Figure 2: Changes in KEEN QA and average QA accuracy scores post fine-tuning LLaMA2 7B, highlighting KEEN's robust reflection of knowledge adjustments.
Probing Internal Model Behavior
KEEN’s scores also align with model hedging behavior, where predictions correlate inversely with the fraction of queries hedged by the model, emphasizing the reliability of internal representations for forecasting entity knowledge.
Interpretability and Generalization
Through VP-k probes, KEEN introduces interpretability in understanding how entities are embedded and processed within the model. Analysis of the critical token weights drawn from VP-k offers insights into which entity-specific features are most influential, aiding in distinguishing highly knowledgeable representations from less knowledgeable ones.
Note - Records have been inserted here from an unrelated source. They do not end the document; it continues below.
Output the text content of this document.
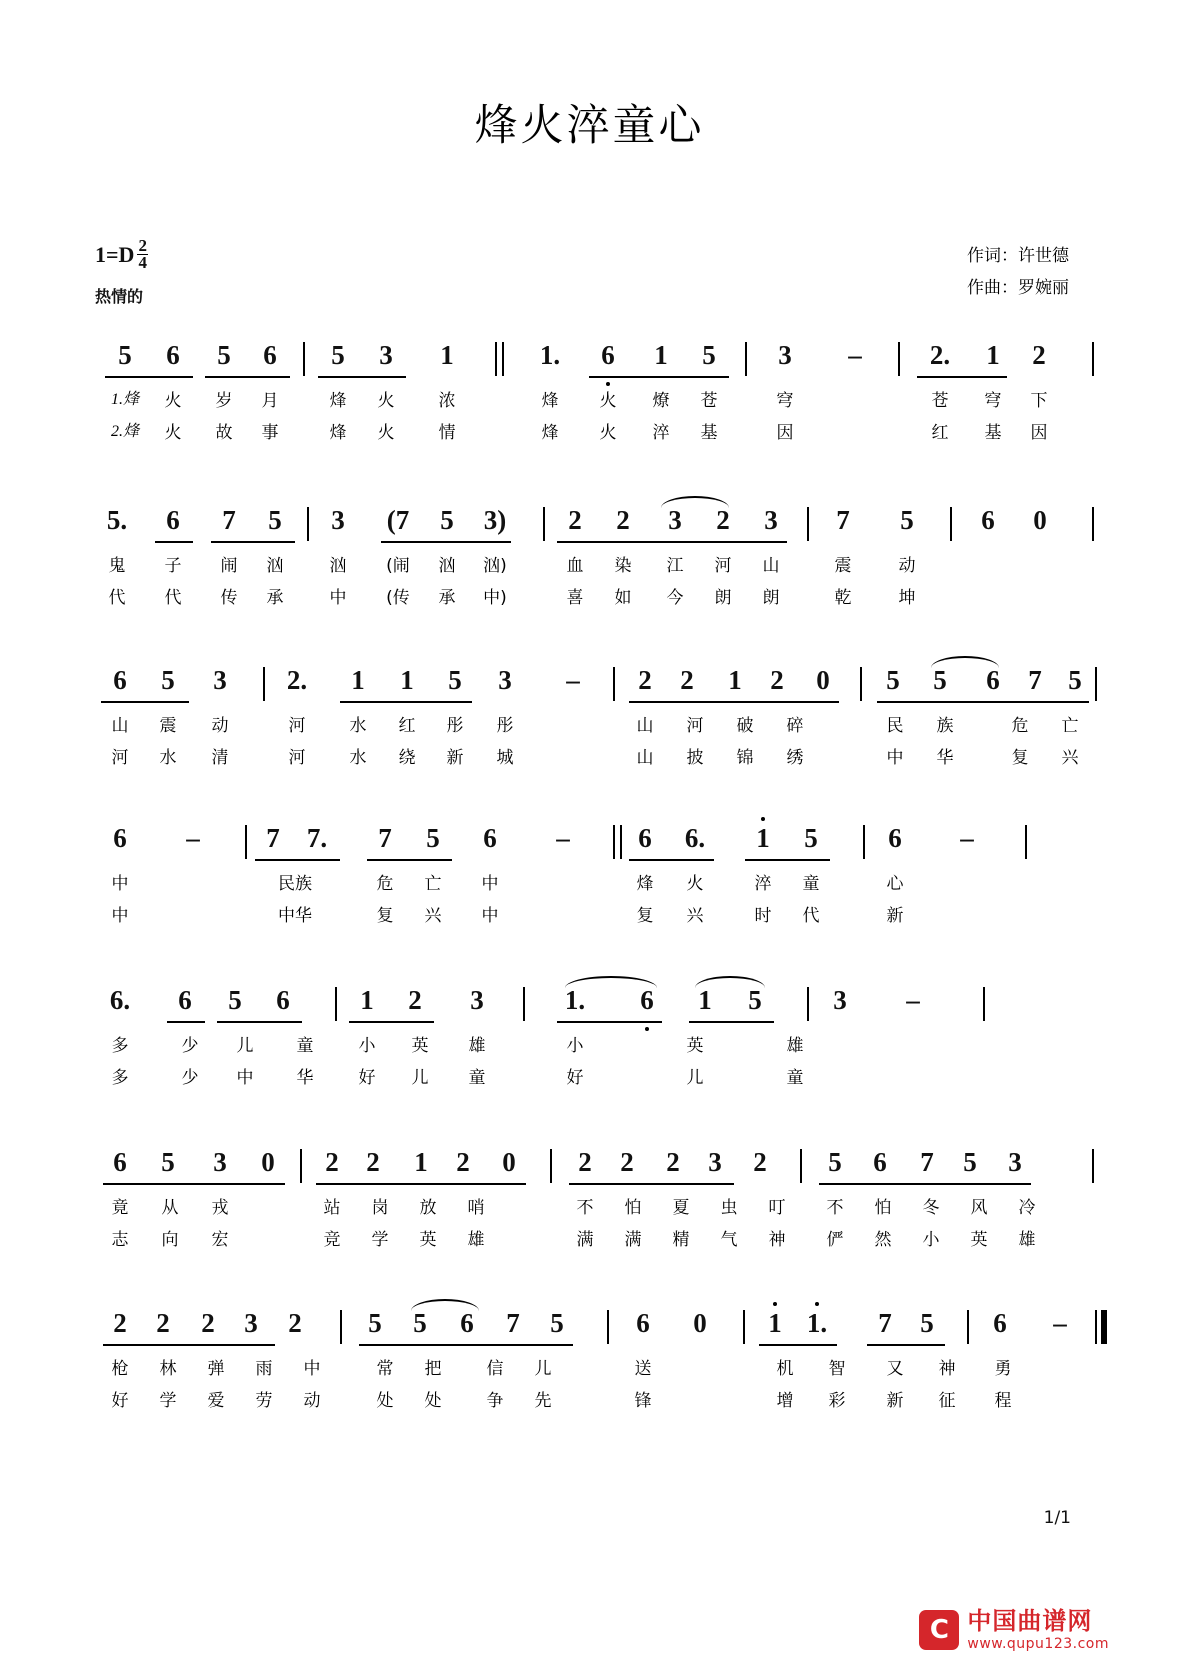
烽火淬童心
$1=D \frac{2}{4}$
热情的
作词：许世德
作曲：罗婉丽
5 6 5 6 5 3 1	1. 6 1 5 3 –	2. 1 2
1.烽 火 岁 月	烽 火	浓	烽 火 燎 苍	穹	苍 穹 下
2.烽 火 故 事	烽 火	情	烽 火 淬 基	因	红 基 因
5. 6 7 5 3 (7 5 3) 2 2 3 2 3 7 5	6 0
鬼 子 闹 汹	汹 (闹 汹 汹)	血 染 江 河 山	震	动
代 代 传 承	中 (传 承 中)	喜 如 今 朗 朗	乾	坤
6 5 3 2. 1 1 5 3 – 2 2 1 2 0 5 5 6 7 5
山 震 动	河	水 红 彤 彤	山 河 破 碎	民 族	危 亡
河 水 清	河	水 绕 新 城	山 披 锦 绣	中 华	复 兴
6 – 7 7. 7 5 6 –	6 6. 1 5	6 –
中	民族	危 亡 中	烽 火	淬 童	心
中	中华	复 兴 中	复 兴	时 代	新
6. 6 5 6	1 2 3	1. 6 1 5	3 –
多	少 儿	童	小 英 雄	小	英	雄
多	少 中	华	好 儿 童	好	儿	童
6 5 3 0 2 2 1 2 0 2 2 2 3 2 5 6 7 5 3
竟 从 戎	站 岗 放 哨	不 怕 夏 虫 叮 不 怕 冬 风 冷
志 向 宏	竞 学 英 雄	满 满 精 气 神 俨 然 小 英 雄
2 2 2 3 2 5 5 6 7 5	6 0 1 1. 7 5 6 –
枪 林 弹 雨 中	常 把	信 儿	送	机 智 又 神 勇
好 学 爱 劳 动	处 处	争 先	锋	增 彩 新 征 程
1/1
C 中国曲谱网
www.qupu123.com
Figure 3: Difference in the median rank of tokens with negative and positive weights for accuracy differentiation.
Conclusion
KEEN introduces a simple yet powerful framework for estimating the knowledge and performance of LLMs on a per-entity basis without output generation. This methodology not only presents a pathway to assess model knowledge but also unlocks potential enhancements in model deployment strategies and educational calibration of LLMs. Future explorations may extend KEEN’s applicability beyond named entities to more abstract subjects, along with integrating KEEN for broader model architectures beyond transformers.
Overall, KEEN improvises the landscape of model interpretability and factual reliability in LLMs, paving the way for more robust applications across varied AI domains.